- by John Luxford
By John Luxford, CTO & Co-founder - Flipside
This is part 3 of our blog post series about acting in VR and working with actors in virtual environments. Here are the two previous posts:
Now that we’ve explored some general lessons learned as well as lessons by actors for actors wanting to act in VR, here are some of the more technical discoveries we've made that can have a big impact on the quality of your final output.
Actors need to respond quickly to verbal and physical cues from the other actors present, as well as to changes in the environment. This is not a problem in the real world because there is no latency between the actors who are present in the same physical space, but actors over multiplayer are always seeing each others' actions from the past. This is the latency between them.
In a virtual space, latency is impossible to avoid. Even the time it takes for an action taken by the actor to be shown in their own VR headset can be upwards of 20 milliseconds. Remote actors will see each other's actions with latencies of 100 milliseconds or greater, even over short distance peer-to-peer connections.

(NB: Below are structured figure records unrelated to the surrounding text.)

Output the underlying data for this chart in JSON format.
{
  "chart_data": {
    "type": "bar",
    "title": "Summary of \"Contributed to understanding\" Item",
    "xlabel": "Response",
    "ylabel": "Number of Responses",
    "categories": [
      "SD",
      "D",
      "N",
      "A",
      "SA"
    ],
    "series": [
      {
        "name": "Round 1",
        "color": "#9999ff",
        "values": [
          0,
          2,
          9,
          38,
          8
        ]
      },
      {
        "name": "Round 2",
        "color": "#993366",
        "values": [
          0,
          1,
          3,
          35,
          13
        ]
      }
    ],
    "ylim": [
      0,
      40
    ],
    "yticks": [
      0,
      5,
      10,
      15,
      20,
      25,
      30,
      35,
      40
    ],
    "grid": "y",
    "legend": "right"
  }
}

Depending on the distance and connection quality, that can be as much as half a second or more, in which case reaction times are simply too slow. Past the 100 millisecond mark, actor-to-actor response times can degrade quickly, making the reaction to a joke fall flat, or creating awkward pauses similar to those you see on a slow Skype connection. For this reason, a virtual studio needs to be designed to keep latency to an absolute minimum.
Fortunately, a virtual studio doesn't have a lot of the same requirements video games have that make peer-to-peer connections disadvantageous. For example, the number of peers is going to be relatively low, and you don't need to protect against cheating, or waiting for the slowest player to catch up before achieving consensus on the next action in the game. So for VR over shorter distances, peer-to-peer is a better option than to use a server in the middle (although a server can often decrease latency over greater distances because of the faster connections between data centers).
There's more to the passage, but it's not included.